Of course finances are usually the driving force behind a company adopting a technology. Companies are working hard to derive value from the data that they have on their customers and potential customers.
This is nothing new. Marketers have been trying to learn about what drives their customer’s behavior and how they can influence it for decades. It escalated when online shopping took off. You see ads today that are based on things you are looking at on the web. The idea is to present products when the target customer is most likely to purchase.
Mobile Creates A LOT of Data
Mobile has the ability to generate a lot more consumer data. If you are like most people, your cell phone is with you every waking second. According to Pew Research Center, 90% of 18 to 29 year olds have their phone with them when they sleep.
What makes mobile interesting is that it is aware of your location. Apps are capturing data on your movements and where you are regardless of whether you check in on social media or not. This can feel a little like Big Brother for the consumer, but it is a gold mine of information for a marketer.
Highly Targeted Advertising
Through social media posts, an application could learn that a potential customer likes dining at new cafes. They see that she tweets pictures of her meal or posts them on Facebook. Then as she is walking past a new café around lunch time, they could present an offer to try to entice her to try them out.
There are a couple of challenges with this type of advertising. One challenge is technology. There is no shortage of sources for this data. What marketers are trying to do is mine that data to produce something useful. The analytics need to have access to the data and make sense of it at the most opportune moment. This is an opportunity for the CMO and CIO to work together to bring value to the organization.
Another challenge is presenting the offers to the consumer in a way that does not feel like spam. Many might decide to simply turn off the application if it became a nuisance. It has to communicate with the user in a way that doesn’t feel like an invasion of privacy.
Internet of Things Adds to the Data
Mobile is not restricted to your cell phone either. The amount of data that is generated is only going to increase as we move towards the Internet of Things (IoT). Gartner estimates that the number of connected “things” will increase from 4.9 billion in 2015 to 25 billion by 2025.

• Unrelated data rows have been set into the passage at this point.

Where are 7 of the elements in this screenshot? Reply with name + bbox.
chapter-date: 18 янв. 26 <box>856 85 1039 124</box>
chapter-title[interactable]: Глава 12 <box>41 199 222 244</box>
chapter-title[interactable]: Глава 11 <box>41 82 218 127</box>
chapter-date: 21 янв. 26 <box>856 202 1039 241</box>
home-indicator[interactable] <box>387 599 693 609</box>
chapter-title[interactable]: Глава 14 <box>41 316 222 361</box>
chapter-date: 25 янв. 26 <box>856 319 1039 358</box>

These devices include sensors in your car, stove, keys, and fire extinguisher. The data created can be mind boggling. And companies will look for new ways to mine that data in order to generate more business or provide improved services. As an example, your stove might notify you if you left it on. Or your refrigerator can add milk to your shopping list.
Take Advantage of the Data
Mobile big data is here. Finding ways to harness this data can be what sets your company apart from the competition.